The real lesson here is:
- KEEP RELIABLE BACKUPS! You never know when something will fail.
- Catch the copy process before it starts overwriting your source data! If there’s no overlap between the old and new locations, you’re fine, but if there is and it starts overwriting the start of your original volume, it’s all over red rover! You might be lucky with a superblock back-up, but don’t bet on it!

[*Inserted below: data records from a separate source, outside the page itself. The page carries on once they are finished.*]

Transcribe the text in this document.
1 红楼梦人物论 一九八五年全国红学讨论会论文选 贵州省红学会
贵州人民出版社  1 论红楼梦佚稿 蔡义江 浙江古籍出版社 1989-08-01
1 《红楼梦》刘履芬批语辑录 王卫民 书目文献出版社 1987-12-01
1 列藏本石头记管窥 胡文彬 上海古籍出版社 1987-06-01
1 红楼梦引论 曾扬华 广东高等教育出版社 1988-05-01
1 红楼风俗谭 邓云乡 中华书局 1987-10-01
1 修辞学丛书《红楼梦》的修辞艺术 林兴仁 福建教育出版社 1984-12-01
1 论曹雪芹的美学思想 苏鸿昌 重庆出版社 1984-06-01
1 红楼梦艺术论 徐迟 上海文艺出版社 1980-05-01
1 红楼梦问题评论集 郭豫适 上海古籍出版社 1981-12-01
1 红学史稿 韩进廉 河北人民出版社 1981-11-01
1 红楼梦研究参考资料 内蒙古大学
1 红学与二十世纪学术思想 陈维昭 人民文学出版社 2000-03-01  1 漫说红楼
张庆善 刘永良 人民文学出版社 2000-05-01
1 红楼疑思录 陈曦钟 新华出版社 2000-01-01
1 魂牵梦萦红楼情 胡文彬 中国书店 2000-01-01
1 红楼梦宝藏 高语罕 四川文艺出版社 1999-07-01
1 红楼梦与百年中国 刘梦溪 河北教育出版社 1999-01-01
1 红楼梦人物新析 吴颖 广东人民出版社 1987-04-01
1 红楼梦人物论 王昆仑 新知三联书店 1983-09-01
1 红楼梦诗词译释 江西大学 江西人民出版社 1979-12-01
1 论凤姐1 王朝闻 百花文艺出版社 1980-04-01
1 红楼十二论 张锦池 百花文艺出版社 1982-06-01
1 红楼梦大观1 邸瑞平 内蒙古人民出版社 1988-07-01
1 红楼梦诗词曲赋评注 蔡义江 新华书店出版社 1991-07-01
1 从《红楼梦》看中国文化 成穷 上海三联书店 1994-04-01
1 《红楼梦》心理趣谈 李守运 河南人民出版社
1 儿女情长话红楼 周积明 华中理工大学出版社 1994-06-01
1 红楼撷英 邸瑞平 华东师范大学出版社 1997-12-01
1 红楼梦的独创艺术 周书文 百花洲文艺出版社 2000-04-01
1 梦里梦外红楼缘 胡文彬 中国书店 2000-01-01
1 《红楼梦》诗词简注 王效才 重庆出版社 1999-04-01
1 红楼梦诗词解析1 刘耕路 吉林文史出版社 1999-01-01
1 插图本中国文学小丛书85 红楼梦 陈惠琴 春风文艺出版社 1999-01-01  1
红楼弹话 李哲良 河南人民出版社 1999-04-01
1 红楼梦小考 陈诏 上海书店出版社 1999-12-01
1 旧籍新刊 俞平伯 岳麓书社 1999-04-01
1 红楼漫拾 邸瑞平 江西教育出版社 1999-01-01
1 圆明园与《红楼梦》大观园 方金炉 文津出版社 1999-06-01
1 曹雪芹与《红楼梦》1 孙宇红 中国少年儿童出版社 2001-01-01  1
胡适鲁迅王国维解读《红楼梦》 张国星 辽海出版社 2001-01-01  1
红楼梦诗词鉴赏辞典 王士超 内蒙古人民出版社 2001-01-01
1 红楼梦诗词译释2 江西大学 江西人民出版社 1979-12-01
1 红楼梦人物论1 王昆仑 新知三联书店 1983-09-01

- Make note of the filesystem type and its approximate location. The fact that I knew roughly where to look, and what sort of filesystem I was looking for meant I could look for magic bytes that say “I’m a BTRFS filesystem”. The magic bytes for EXT4, XFS, etc will differ, but the same concepts are there, you just have to look up the documentation on how your particular filesystem structures its data.